Another trip to our favorite destination, and – despite our medical woes – a great time.
The weather was perfect; the scenery wonderful as always; our time with friends enjoyable; and the food and wine terrific.
It only takes a day to get used to our “home” again. David sets up the computer in the den. We stock the kitchen. And we end each day at the Cafe le Centre.
Patrick, who cares for and shares the property, has a great sense of humor, and we enjoy meeting him at the Cafe for a glass of wine. He asks about the U.S., and tells us about living in France.
Our little part of France is peaceful and pretty, a tiny 900-person village set on the slopes of the Alpilles. Market Day on Fridays is a treat – the main street lined with colorful booths selling cheese, charcuterie, fish, olives, honey, clothes, plants, and just about everything else you might think of. We stroll around, buy a few things, then sit at the Cafe for a coffee and watch all the action. We hope to be back in the Spring, again.

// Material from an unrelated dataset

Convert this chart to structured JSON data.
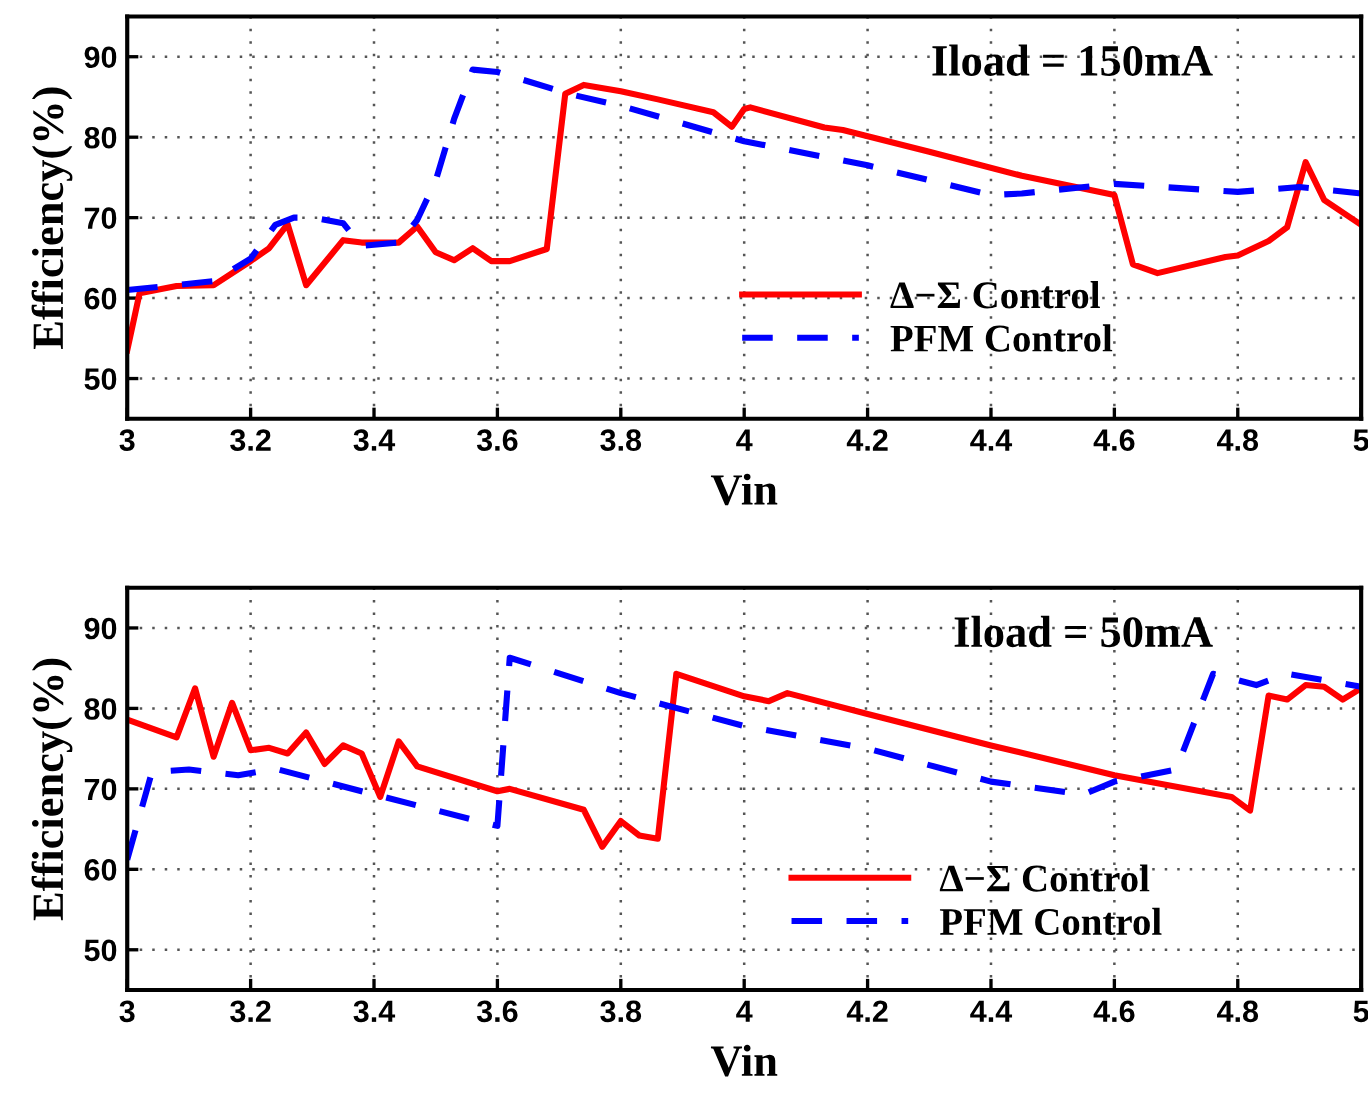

We found some neat new places to eat, and re-visited some favorites. A return to Mas de Capoun in Molleges confirmed that they have wonderful food at amazing prices. It will be on our list to visit again next trip. l’Aubergine in Eygalieres remains a reliable destination for good food and a warm welcome. Bistrot Decouverte in St. Remy continues to serve great food. La Petite Table in Eygalieres is “new” in that they are now in a larger setting. The decor is terrific, and the food superb. Chez Gus is a new find in St. Remy, ultra casual with terrific takes on fresh seafood and shellfish. Brasserie d’Eygalieres is in the old quarters of Chez Bru, which has moved its Michelin stars down the road a couple of kilometers. The food is fabulous, and the sidewalk setting perfect for people watching. We were sorry to hear of the closing of Bistrot Mogador at Chateau Estoublon. We liked the menu and setting very much and will miss spending lunches and early afternoons there.
At Riboto-de-Taven, Jean-Pierre still has the best food in Provence, Philippe the most intriguing wine list, and Christine the warmest smile and most delectable cheese selection. Our dinner with them at our “home” was a highpoint of our stay, despite putting together a menu consisting almost entirely of things that were out of season. Fred is a treat, chasing his shadow and giving great shaggy kisses.
It’s always a bit of culture shock coming home. There’s a lot we will miss. But, it’s great to have Lucy by our side again, and we can look forward to a return.